Каиновы наскоки были жёсткими, ранящими. Однако Досифея Павловна смиренно их сносила, не хотела в этих унижениях никому признаться и на людях Каина всегда выгораживала. А вот Тишу при посторонних защищала редко. Причём, не защитив, возвращаясь домой, громко ему же и выговаривала:
– И откуда только ты правильный такой взялся! Тебе б раньше на пятьдесят годков родиться – тогда правильных страх как любили! Новым человеком тебя нарекли б. А сейчас кому ты, блаженненький, с белькотнёй своей нужен? Погляди на себя – трухля-трухлёй!
После таких бабкиных слов Тихон бежал в дом и разглядывал себя в зеркало: никакой трухлёй он не был, обманывала бабка!

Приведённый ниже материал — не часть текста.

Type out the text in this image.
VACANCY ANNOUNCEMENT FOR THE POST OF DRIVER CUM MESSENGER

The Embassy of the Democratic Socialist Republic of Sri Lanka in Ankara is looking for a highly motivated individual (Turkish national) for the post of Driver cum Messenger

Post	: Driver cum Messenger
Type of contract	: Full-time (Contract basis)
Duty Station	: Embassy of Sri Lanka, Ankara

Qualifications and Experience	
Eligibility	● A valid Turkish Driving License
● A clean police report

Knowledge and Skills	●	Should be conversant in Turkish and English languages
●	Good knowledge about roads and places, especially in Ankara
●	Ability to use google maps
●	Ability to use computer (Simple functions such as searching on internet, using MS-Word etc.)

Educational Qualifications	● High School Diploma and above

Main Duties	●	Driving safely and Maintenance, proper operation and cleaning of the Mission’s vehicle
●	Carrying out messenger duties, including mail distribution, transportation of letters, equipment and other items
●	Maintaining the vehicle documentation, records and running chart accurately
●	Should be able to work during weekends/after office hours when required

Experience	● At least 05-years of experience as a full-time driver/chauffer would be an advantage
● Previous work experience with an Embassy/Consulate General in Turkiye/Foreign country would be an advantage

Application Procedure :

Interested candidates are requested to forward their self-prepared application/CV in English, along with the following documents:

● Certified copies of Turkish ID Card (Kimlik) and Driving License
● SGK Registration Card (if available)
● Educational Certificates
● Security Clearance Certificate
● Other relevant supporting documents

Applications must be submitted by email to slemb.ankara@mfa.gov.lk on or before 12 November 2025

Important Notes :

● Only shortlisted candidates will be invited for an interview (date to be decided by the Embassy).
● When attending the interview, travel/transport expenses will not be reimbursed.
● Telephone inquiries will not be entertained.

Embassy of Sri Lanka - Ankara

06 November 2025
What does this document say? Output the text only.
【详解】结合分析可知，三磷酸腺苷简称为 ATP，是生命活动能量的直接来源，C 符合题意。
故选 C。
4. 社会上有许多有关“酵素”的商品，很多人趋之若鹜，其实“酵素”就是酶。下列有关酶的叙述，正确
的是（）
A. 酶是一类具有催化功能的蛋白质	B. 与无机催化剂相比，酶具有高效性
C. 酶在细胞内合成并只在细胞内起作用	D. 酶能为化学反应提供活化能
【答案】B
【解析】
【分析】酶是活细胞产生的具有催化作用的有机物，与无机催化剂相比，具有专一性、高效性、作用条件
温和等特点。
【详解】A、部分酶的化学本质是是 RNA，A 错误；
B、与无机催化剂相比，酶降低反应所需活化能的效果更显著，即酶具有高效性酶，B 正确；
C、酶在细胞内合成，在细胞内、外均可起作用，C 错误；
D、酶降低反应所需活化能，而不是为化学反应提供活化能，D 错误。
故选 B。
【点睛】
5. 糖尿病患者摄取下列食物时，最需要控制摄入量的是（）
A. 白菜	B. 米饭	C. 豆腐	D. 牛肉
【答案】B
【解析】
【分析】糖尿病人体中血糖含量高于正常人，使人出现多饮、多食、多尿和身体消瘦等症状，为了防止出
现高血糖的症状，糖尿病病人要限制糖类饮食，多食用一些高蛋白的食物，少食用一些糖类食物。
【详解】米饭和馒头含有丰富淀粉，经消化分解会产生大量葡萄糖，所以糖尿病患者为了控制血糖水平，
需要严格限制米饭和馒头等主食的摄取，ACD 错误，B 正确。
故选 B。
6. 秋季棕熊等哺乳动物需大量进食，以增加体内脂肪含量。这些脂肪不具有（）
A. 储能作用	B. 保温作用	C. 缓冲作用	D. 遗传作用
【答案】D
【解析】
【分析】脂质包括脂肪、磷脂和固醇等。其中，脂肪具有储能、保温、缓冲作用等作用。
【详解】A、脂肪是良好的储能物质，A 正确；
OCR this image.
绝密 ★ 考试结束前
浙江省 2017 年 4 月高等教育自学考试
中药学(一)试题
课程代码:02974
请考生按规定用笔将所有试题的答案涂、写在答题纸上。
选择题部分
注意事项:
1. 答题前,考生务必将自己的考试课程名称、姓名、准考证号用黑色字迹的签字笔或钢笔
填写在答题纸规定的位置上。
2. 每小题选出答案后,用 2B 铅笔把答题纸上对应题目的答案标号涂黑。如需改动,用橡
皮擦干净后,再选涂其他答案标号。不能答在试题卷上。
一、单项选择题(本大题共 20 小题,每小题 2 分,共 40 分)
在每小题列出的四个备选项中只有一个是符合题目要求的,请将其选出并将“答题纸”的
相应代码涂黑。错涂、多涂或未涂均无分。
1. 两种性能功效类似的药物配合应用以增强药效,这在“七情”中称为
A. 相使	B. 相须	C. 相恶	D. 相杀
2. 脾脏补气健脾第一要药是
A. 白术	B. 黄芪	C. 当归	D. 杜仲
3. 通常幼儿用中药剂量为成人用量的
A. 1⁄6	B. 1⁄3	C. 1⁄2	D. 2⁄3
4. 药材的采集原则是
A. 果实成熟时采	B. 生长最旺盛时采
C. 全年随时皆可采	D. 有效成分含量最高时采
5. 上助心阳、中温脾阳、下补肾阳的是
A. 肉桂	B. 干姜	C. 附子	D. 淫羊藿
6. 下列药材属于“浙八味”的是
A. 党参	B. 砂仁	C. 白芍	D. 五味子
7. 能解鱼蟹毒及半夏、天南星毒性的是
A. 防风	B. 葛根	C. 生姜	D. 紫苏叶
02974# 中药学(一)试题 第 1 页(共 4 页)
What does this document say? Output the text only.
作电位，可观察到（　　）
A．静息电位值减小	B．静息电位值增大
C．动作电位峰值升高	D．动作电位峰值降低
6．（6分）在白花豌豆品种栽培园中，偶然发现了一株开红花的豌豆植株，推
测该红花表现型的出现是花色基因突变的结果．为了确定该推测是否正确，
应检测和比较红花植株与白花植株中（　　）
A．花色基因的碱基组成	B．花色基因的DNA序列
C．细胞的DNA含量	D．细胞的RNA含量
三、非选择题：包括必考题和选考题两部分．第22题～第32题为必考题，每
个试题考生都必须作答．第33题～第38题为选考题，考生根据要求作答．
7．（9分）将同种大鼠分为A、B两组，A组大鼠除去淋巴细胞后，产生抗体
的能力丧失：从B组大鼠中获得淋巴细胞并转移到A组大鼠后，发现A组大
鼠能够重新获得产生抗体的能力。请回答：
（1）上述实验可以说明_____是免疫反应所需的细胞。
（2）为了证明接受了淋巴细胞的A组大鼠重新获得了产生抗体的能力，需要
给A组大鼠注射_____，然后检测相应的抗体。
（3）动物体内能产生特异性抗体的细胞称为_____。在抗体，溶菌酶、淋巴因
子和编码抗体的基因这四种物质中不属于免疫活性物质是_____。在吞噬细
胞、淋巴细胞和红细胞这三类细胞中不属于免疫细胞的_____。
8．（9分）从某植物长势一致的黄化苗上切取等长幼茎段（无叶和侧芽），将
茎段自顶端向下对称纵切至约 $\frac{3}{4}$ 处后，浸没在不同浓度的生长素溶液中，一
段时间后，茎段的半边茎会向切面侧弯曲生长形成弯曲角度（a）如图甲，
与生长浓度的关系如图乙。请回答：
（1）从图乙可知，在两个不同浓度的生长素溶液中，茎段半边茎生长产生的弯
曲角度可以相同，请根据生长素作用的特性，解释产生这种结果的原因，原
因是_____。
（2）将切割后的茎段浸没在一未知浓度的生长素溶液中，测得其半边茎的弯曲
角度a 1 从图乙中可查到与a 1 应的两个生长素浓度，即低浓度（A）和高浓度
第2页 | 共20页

Мышцы твёрдые, щёки не обвисли, лицо без прыщей и рост подходящий. Конечно, не такой, как у Корнеюшки, но как говорили учителя – «выше среднего»!
Возвращаясь в сад, он слышал, как Досифея Павловна продолжает жаловаться на него кустам и деревьям:
– …жили мы с Корнеюшкой, не тужили, и никто нам чистотой своей глаза не колол. Ишь, собаку старую он жалеет! А она, собака эта, Корнеюшку одного разу чуть в шматки не порвала. Да что я вру! Чуть до смерти бедолагу не загрызла. За это самое её на живодёрню, видать, и взяли…
Когда бабку уж совсем доводил до белого каления, тыкал в неё пальцем и обещал, как ту собаку, свести на живодёрню брат Корнеюшка, – Досифея Павловна начинала плакать. А потом снова и снова рассказывала жалевшему её Тише историю рясофорного монаха Досифея. Слушал её Тиша, раскрыв рот.